“The Children’s Blizzard” by Melanie Benjamin 368 pages
January 12, 1888, it was a balmy day in Minnesota. It was blessed relief for the immigrant homesteaders following a nasty cold spell. Heavy coats, mittens, scarves, clothing were all left at home as children made their way to their one-room schoolhouse.
As the close of the school day neared, children, and even the teachers, were eager to get outside and enjoy the sunshine. As they prepared to go home, black clouds raced into the area with hurricane-force winds, heavy snow mixed with icy pellets, and the temperature plummeting.
As they noticed the impending storm, some of the children ran outside, determined to get home before it. Others lingered behind, unsure what to do. Teachers weren’t really sure either. Send the kids home and hope they made it or take shelter in the schoolhouse and pray that the storm would either blow over or not be as severe as it appeared.
Melanie Benjamin’s latest novel focuses on the storm and its aftermath. The two main protagonist of the story are Raina and Gerda, two schoolteachers who made the opposite decisions. At Gerda’s school, she kept the children inside. Raina had her children tie themselves together with the girls’ apron strings and out they headed. No one lived too far away, and Raina was sure they could all make it. One group of children froze to death; the other suffered deaths and frostbite.
The story opens on that warm day several hours before the storm hits. The storm is the novel’s antagonist. It is a formidable foe bent on claiming as many lives as possible. I didn’t realize how many different ways a wordsmith like Benjamin could describe the storm.
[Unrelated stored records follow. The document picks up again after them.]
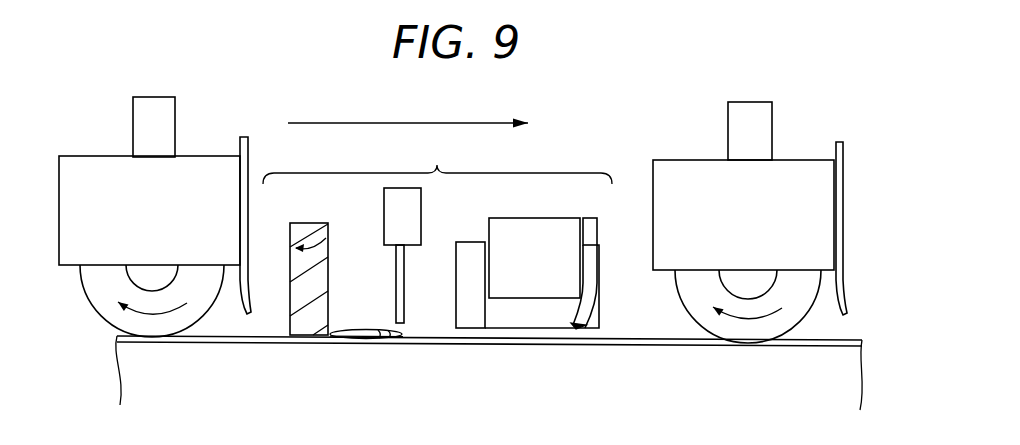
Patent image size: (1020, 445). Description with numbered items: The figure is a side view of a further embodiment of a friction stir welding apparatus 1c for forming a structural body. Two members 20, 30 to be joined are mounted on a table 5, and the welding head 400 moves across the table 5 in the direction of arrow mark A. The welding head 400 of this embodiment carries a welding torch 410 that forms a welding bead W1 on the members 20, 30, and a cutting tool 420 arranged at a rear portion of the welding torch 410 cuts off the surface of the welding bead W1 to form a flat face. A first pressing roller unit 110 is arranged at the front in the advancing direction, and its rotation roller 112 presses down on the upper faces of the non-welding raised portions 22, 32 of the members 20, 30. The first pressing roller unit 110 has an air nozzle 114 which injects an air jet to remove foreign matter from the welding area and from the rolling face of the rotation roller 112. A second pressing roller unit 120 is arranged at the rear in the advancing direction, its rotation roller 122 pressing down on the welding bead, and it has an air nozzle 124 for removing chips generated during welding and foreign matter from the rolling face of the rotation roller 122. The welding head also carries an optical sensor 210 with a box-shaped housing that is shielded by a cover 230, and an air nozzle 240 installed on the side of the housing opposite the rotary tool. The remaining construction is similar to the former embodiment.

The friction stir welding apparatus 1c is at (582, 124).
The arrow mark direction A is at (408, 110).
The table 5 is at (417, 388).
The member 20 is at (516, 360).
The member 30 is at (750, 366).
The non-welding raised portion 22 is at (517, 351).
The non-welding raised portion 32 is at (863, 338).
The first pressing roller unit 110 is at (801, 176).
The rotation roller 112 is at (684, 306).
The air nozzle 114 is at (848, 305).
The second pressing roller unit 120 is at (200, 168).
The pressing roller 122 is at (180, 316).
The air nozzle 124 is at (250, 180).
The optical sensor 210 is at (539, 231).
The cover 230 is at (472, 250).
The air nozzle 240 is at (586, 335).
The welding head 400 is at (437, 163).
The welding torch 410 is at (384, 227).
The cutting tool 420 is at (298, 224).
The welding bead W1 is at (360, 330).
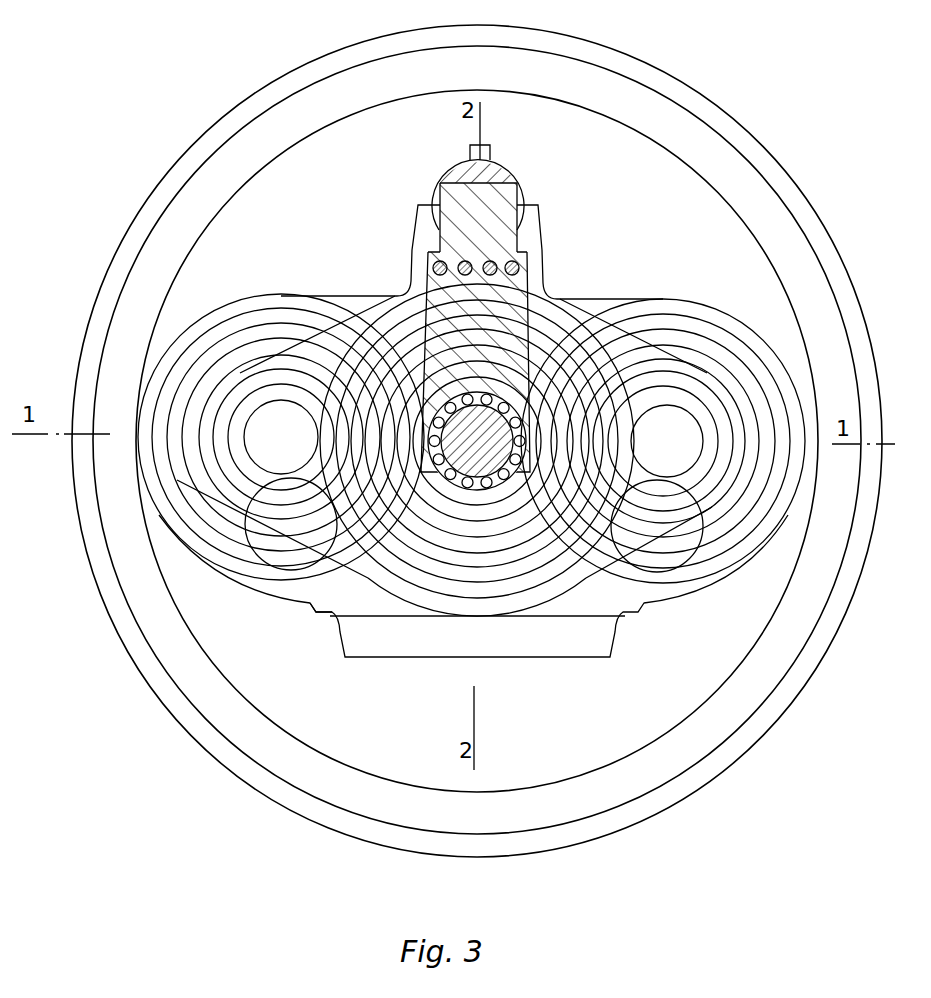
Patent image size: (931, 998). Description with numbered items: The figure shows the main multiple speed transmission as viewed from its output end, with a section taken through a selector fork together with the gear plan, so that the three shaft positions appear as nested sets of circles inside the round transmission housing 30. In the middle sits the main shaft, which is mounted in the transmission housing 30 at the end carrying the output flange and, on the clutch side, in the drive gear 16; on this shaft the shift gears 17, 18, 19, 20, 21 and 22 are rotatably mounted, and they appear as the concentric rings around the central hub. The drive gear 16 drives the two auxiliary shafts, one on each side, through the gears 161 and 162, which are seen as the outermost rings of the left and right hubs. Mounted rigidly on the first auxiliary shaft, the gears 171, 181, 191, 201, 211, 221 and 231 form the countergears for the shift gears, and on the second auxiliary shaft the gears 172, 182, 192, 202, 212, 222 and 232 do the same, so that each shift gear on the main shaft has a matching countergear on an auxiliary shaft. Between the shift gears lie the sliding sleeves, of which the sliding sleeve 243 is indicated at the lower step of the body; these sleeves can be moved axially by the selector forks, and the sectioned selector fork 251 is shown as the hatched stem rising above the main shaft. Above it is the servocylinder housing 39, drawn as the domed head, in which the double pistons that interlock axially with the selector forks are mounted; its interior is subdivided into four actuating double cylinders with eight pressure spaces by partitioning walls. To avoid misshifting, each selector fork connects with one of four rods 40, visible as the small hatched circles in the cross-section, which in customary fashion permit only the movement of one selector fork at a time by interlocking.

The transmission housing 30 is at (563, 77).
The servocylinder housing 39 is at (452, 175).
The selector fork 251 is at (455, 230).
The rods 40 is at (514, 262).
The drive gear 16 is at (518, 503).
The shift gear 17 is at (503, 520).
The shift gear 18 is at (482, 538).
The shift gear 19 is at (458, 560).
The shift gear 20 is at (438, 570).
The shift gear 21 is at (407, 570).
The shift gear 22 is at (368, 578).
The gear 161 is at (675, 312).
The countergear 171 is at (687, 330).
The countergear 181 is at (698, 348).
The countergear 191 is at (708, 365).
The countergear 201 is at (713, 392).
The countergear 211 is at (718, 420).
The countergear 221 is at (690, 470).
The countergear 231 is at (683, 555).
The gear 162 is at (252, 310).
The countergear 172 is at (232, 333).
The countergear 182 is at (222, 357).
The countergear 192 is at (220, 380).
The countergear 202 is at (218, 398).
The countergear 212 is at (230, 457).
The countergear 222 is at (240, 468).
The countergear 232 is at (250, 538).
The sliding sleeve 243 is at (318, 613).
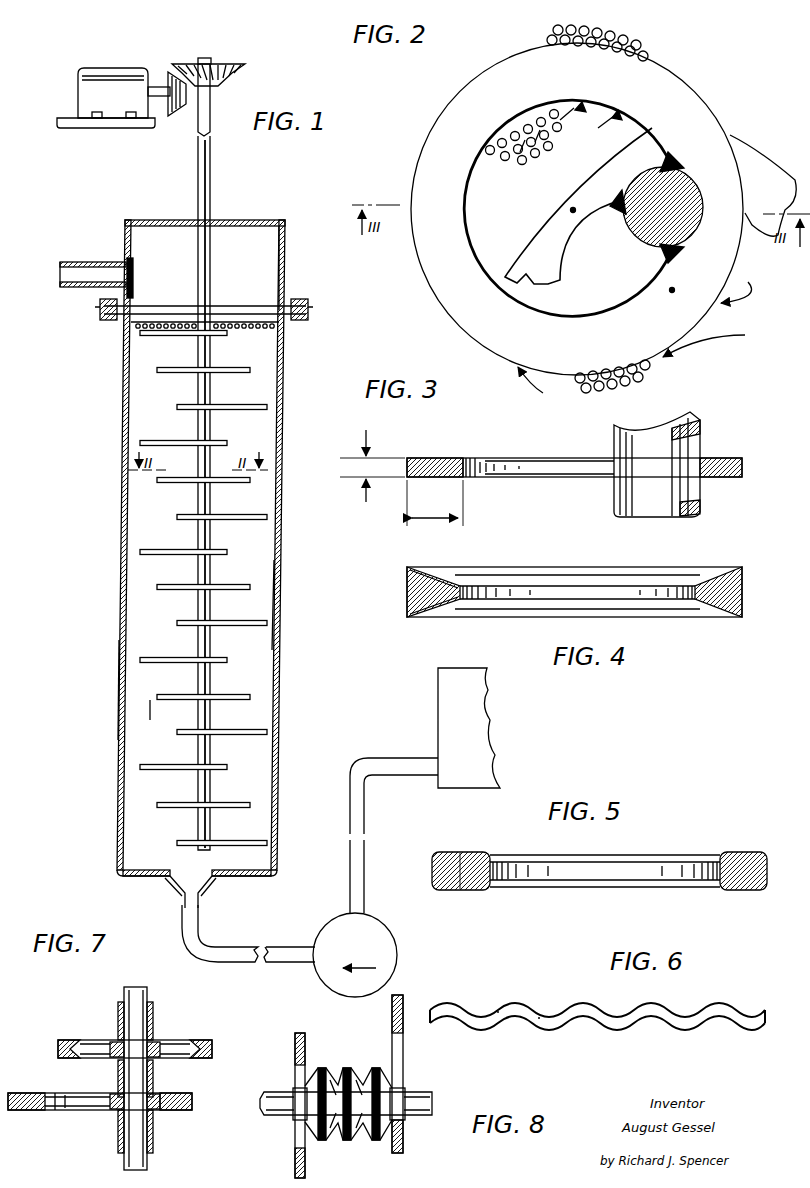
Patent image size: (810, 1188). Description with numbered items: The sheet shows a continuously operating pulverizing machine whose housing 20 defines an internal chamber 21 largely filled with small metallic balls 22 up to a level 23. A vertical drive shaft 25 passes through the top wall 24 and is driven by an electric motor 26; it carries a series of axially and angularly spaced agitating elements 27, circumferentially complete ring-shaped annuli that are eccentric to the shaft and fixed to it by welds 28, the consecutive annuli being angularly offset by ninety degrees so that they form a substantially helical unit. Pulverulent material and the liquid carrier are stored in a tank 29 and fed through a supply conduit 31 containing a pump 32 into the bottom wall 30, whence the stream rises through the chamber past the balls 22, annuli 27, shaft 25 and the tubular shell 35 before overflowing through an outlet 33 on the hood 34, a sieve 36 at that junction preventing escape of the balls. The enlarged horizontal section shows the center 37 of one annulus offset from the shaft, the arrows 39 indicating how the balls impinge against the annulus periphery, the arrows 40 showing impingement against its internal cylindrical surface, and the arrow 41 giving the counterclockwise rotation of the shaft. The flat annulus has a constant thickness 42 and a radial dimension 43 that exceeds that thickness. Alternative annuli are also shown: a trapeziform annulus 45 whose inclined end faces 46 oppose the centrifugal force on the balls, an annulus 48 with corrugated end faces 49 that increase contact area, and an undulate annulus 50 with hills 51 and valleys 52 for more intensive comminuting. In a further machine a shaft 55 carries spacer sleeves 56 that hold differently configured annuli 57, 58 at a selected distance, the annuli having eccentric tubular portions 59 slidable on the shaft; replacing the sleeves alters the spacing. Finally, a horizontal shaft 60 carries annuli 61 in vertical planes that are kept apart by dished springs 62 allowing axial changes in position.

In FIG. 1, the housing 20 is at (116, 687).
In FIG. 1, the internal chamber 21 is at (249, 770).
In FIG. 1, the balls 22 is at (135, 326).
In FIG. 2, the balls 22 is at (553, 30).
In FIG. 1, the level 23 is at (255, 318).
In FIG. 1, the top wall 24 is at (155, 220).
In FIG. 1, the drive shaft 25 is at (197, 497).
In FIG. 2, the drive shaft 25 is at (690, 228).
In FIG. 3, the drive shaft 25 is at (633, 484).
In FIG. 1, the electric motor 26 is at (80, 78).
In FIG. 1, the agitating elements 27 is at (160, 480).
In FIG. 2, the agitating elements 27 is at (652, 83).
In FIG. 3, the agitating elements 27 is at (727, 478).
In FIG. 2, the welds 28 is at (674, 166).
In FIG. 1, the tank 29 is at (467, 707).
In FIG. 1, the bottom wall 30 is at (258, 876).
In FIG. 1, the supply conduit 31 is at (200, 928).
In FIG. 1, the pump 32 is at (385, 958).
In FIG. 1, the outlet 33 is at (76, 261).
In FIG. 1, the hood 34 is at (287, 246).
In FIG. 1, the shell 35 is at (280, 597).
In FIG. 1, the sieve 36 is at (134, 279).
In FIG. 2, the center 37 is at (575, 213).
In FIG. 2, the arrows 39 is at (505, 392).
In FIG. 2, the arrows 40 is at (497, 162).
In FIG. 2, the arrow 41 is at (622, 195).
In FIG. 3, the thickness 42 is at (371, 466).
In FIG. 3, the radial dimension 43 is at (435, 503).
In FIG. 4, the ring-shaped annulus 45 is at (715, 621).
In FIG. 4, the inclined end faces 46 is at (443, 577).
In FIG. 5, the annulus 48 is at (739, 851).
In FIG. 5, the end faces 49 is at (462, 851).
In FIG. 6, the annulus 50 is at (730, 1002).
In FIG. 6, the hills 51 is at (503, 1006).
In FIG. 6, the valleys 52 is at (540, 1012).
In FIG. 7, the shaft 55 is at (147, 990).
In FIG. 7, the spacer sleeves 56 is at (153, 1020).
In FIG. 7, the annulus 57 is at (196, 1040).
In FIG. 7, the annulus 58 is at (30, 1112).
In FIG. 7, the eccentric tubular portions 59 is at (115, 1042).
In FIG. 8, the horizontal shaft 60 is at (418, 1097).
In FIG. 8, the annuli 61 is at (296, 1168).
In FIG. 8, the dished springs 62 is at (352, 1073).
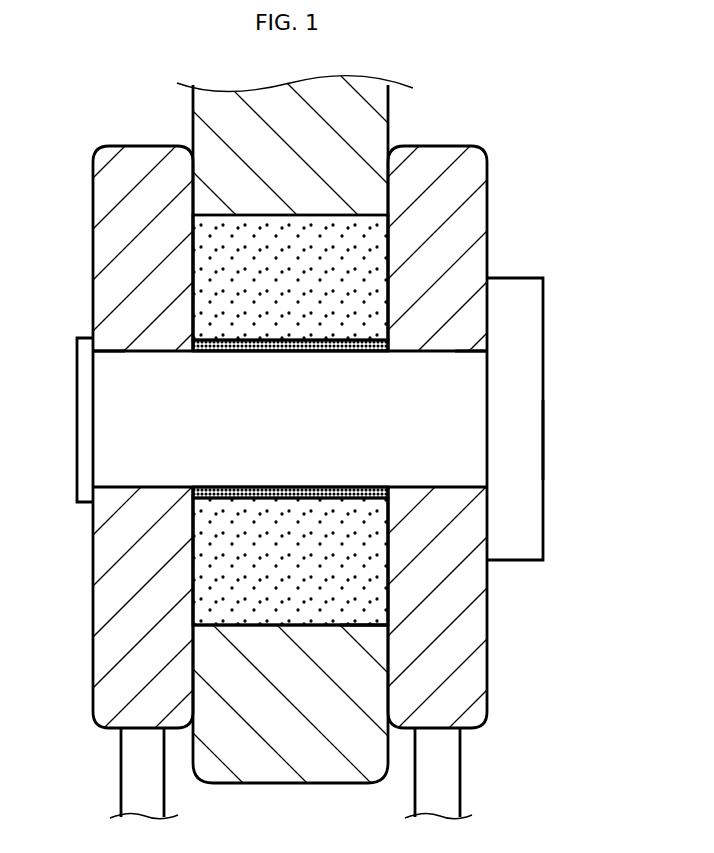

While the storm may have been the main character, the heart of the story is the life of immigrant homesteaders. It is a story of the people who settled the Great Plains and their daily struggles to survive.
Benjamin based her story
using actual oral histories of the survivors, but the characters are fictional. It is based on the store that
hammers the Great Plains on that January day in 1888. The actual storm took 235
lives, many of them children, and many were not found until spring. “The Children’s Blizzard” is a compelling and
heartbreaking story. It receives 6 out of 5 stars in Julie’s world.